Matias Pyysalo

Personal information
- Date of birth: 5 May 1995 (age 31)
- Place of birth: Finland
- Position: Midfielder

Team information
- Current team: Toukolan Teräs

College career
- Years: Team / Apps / (Gls)
- 2014–2017: UCF Knights / 67 / (30)

Senior career*
- Years: Team / Apps / (Gls)
- 2011–2014: Klubi-04 / 57 / (10)
- 2014: HJK / 3 / (0)
- 2019–2020: Kickers Offenbach / 18 / (2)
- 2021–2022: GrlFK / 22 / (4)
- 2023–: Toukolan Teräs

= Matias Pyysalo =

Finnish footballer (born 1995)

Matias Pyysalo (born 5 May 1995) is a Finnish former footballer who played as a midfielder for Toukolan Teräs.

==Early life==

Pyysalo was born in 1995 in Finland. He grew up in Martinlaakso, Finland.

==Education==

Pyysalo attended the University of Central Florida in the United States. He studied sports management.

==Career==

Pyysalo started his career with Finnish side HJK. In 2019, he signed for German side Kickers Offenbach.
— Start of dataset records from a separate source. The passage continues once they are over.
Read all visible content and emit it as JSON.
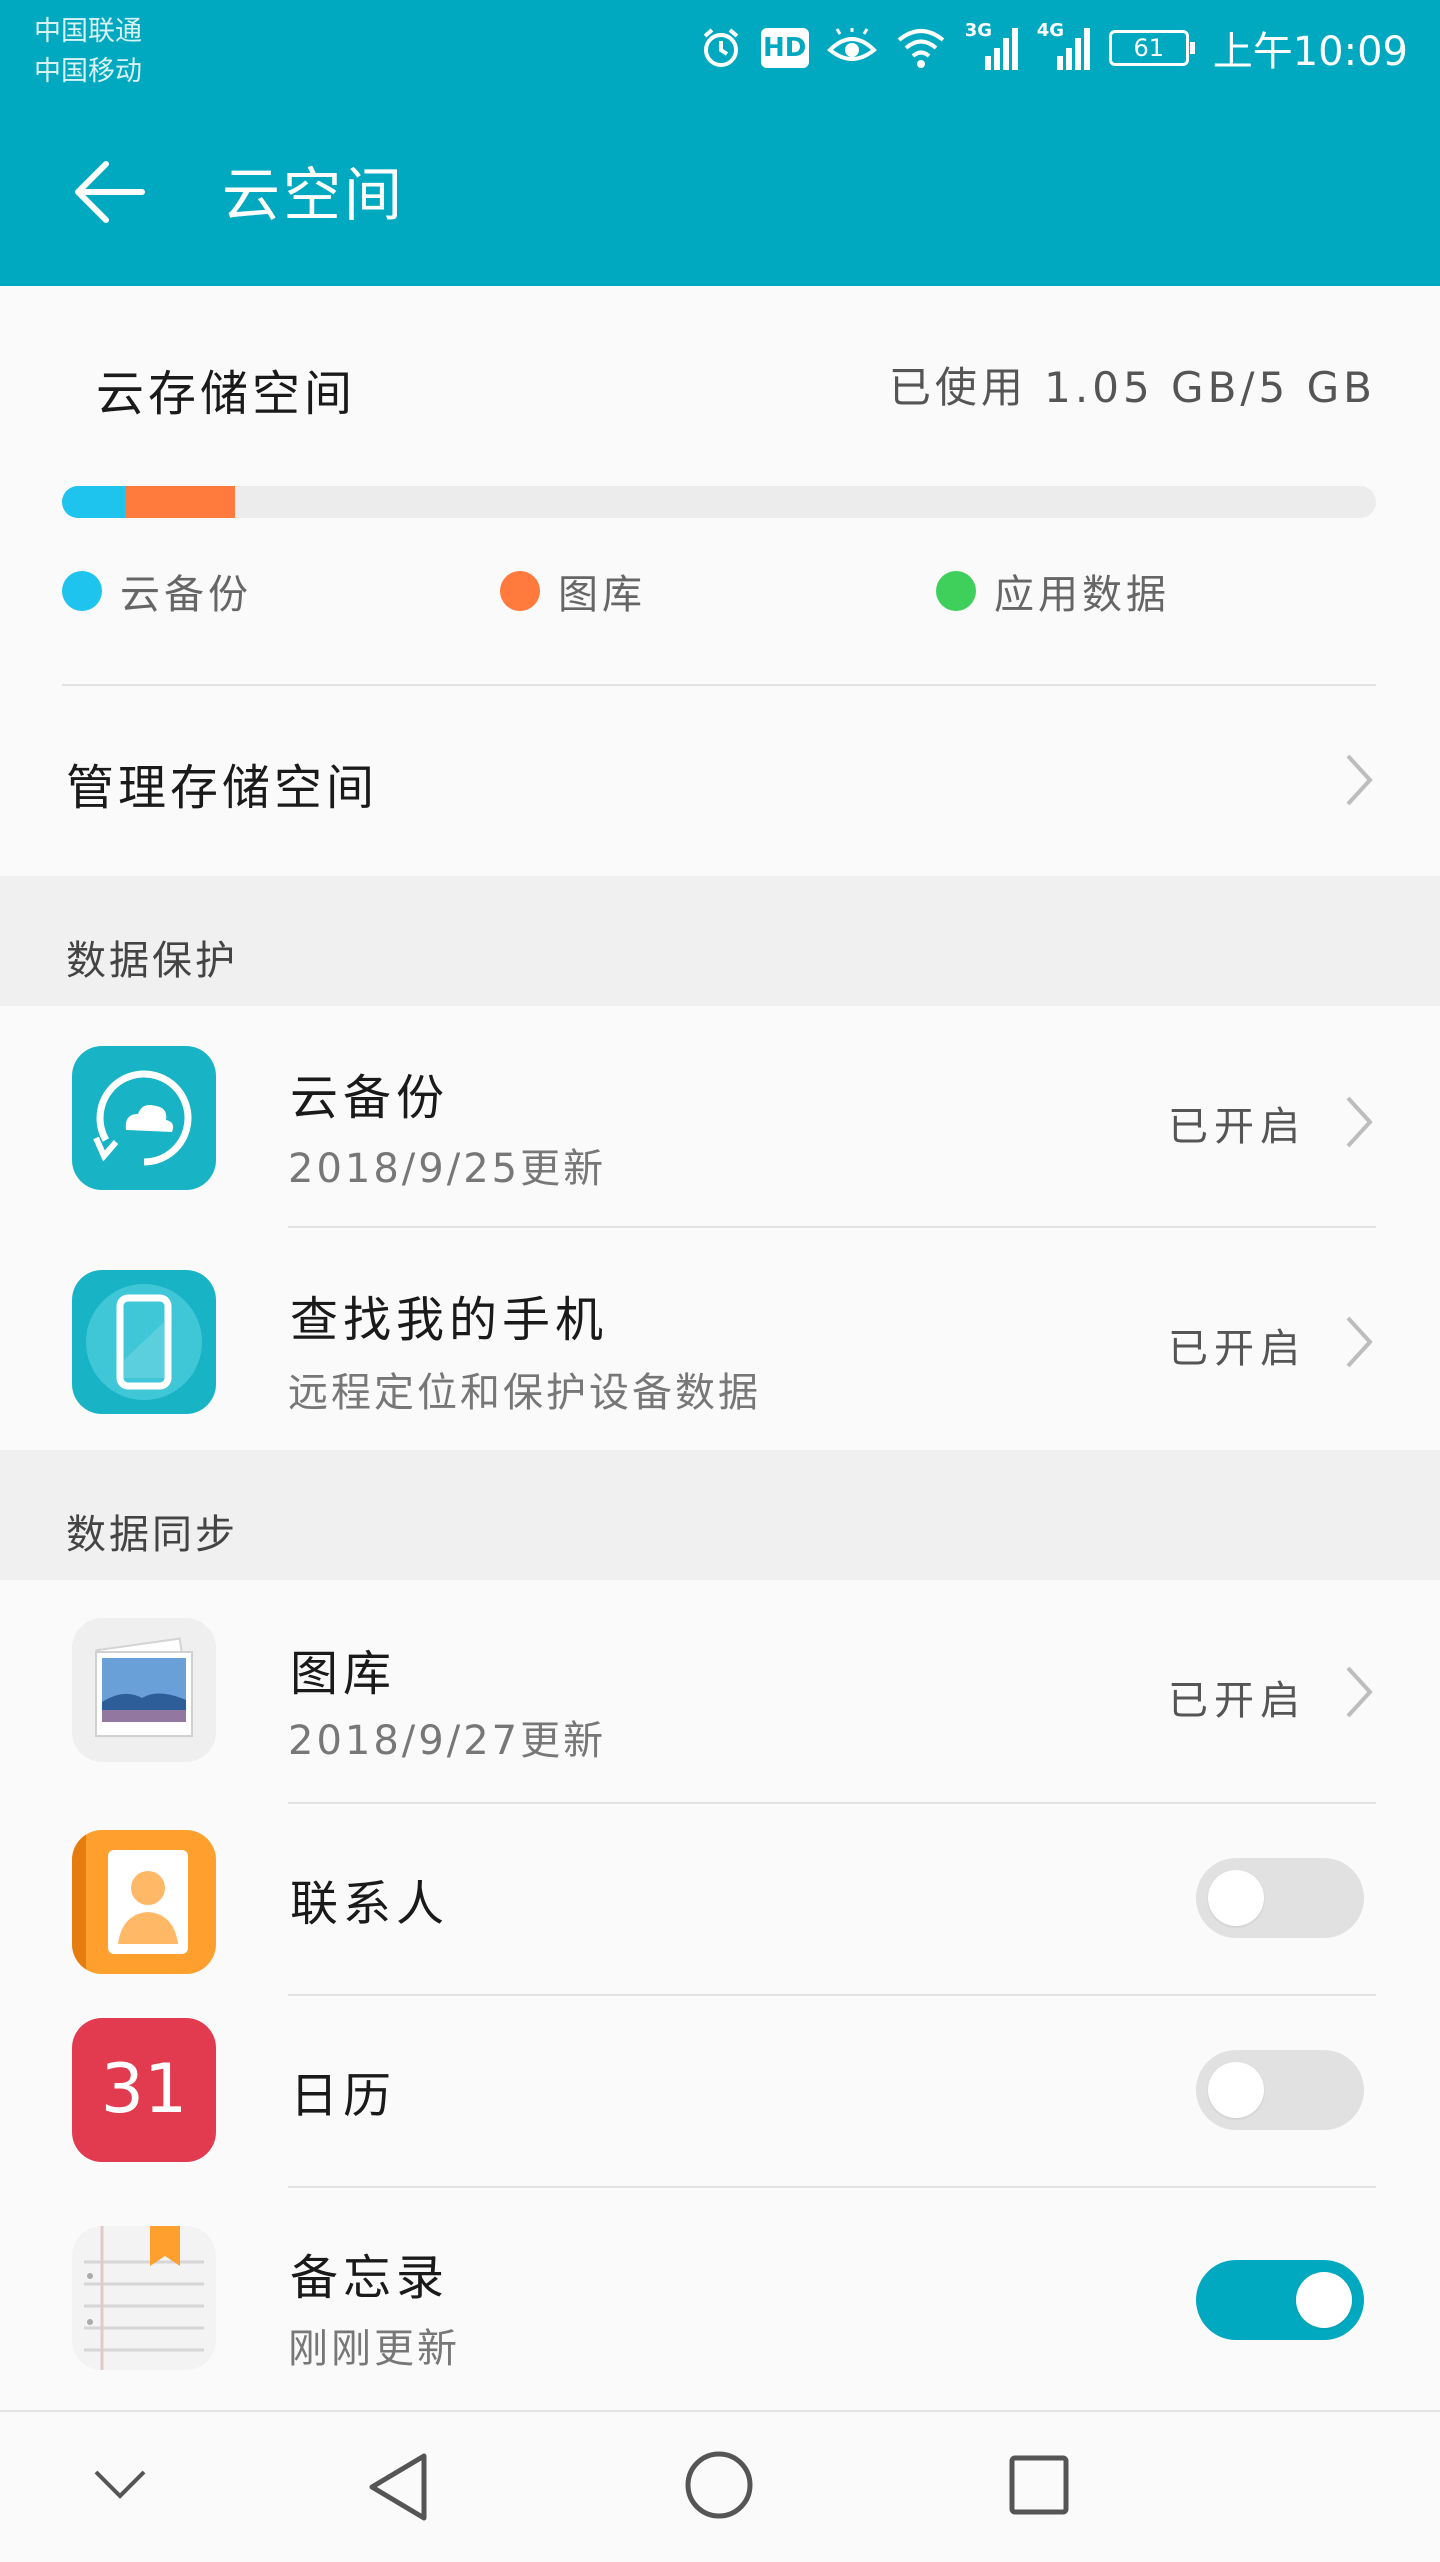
{
  "status_bar": {
    "carrier_1": "中国联通",
    "carrier_2": "中国移动",
    "network_1": "3G",
    "network_2": "4G",
    "hd_label": "HD",
    "battery": "61",
    "time": "上午10:09",
    "icons": [
      "alarm-icon",
      "hd-icon",
      "eye-comfort-icon",
      "wifi-icon",
      "signal-icon",
      "battery-icon"
    ]
  },
  "app_bar": {
    "title": "云空间",
    "back_icon": "arrow-left-icon"
  },
  "storage": {
    "title": "云存储空间",
    "used_text": "已使用 1.05 GB/5 GB",
    "progress": {
      "cloud_backup_fraction": 0.048,
      "gallery_fraction": 0.084,
      "app_data_fraction": 0.0
    },
    "legend": [
      {
        "label": "云备份",
        "color": "#1ec3ee"
      },
      {
        "label": "图库",
        "color": "#ff7a3c"
      },
      {
        "label": "应用数据",
        "color": "#3fcf5b"
      }
    ],
    "manage_label": "管理存储空间"
  },
  "data_protection": {
    "header": "数据保护",
    "items": [
      {
        "title": "云备份",
        "subtitle": "2018/9/25更新",
        "state": "已开启",
        "icon": "cloud-backup-icon"
      },
      {
        "title": "查找我的手机",
        "subtitle": "远程定位和保护设备数据",
        "state": "已开启",
        "icon": "find-phone-icon"
      }
    ]
  },
  "data_sync": {
    "header": "数据同步",
    "gallery": {
      "title": "图库",
      "subtitle": "2018/9/27更新",
      "state": "已开启",
      "icon": "gallery-icon"
    },
    "contacts": {
      "title": "联系人",
      "enabled": false,
      "icon": "contacts-icon"
    },
    "calendar": {
      "title": "日历",
      "enabled": false,
      "icon": "calendar-icon",
      "icon_text": "31"
    },
    "notes": {
      "title": "备忘录",
      "subtitle": "刚刚更新",
      "enabled": true,
      "icon": "notes-icon"
    }
  },
  "colors": {
    "accent": "#00a9bf",
    "cloud_backup": "#1ec3ee",
    "gallery": "#ff7a3c",
    "app_data": "#3fcf5b"
  },
  "nav_bar": {
    "icons": [
      "chevron-down-icon",
      "back-triangle-icon",
      "home-circle-icon",
      "recents-square-icon"
    ]
  }
}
In 2021, he signed for Finnish side GrlFK. In 2023, he signed for Finnish side Toukolan Teräs.

==Style of play==

Pyysalo mainly operates as a midfielder. He also operated as a winger while playing for German side Kickers Offenbach.

==Personal life==

Pyysalo has regarded Brazil internationals Philippe Coutinho and Kaká as his football idols.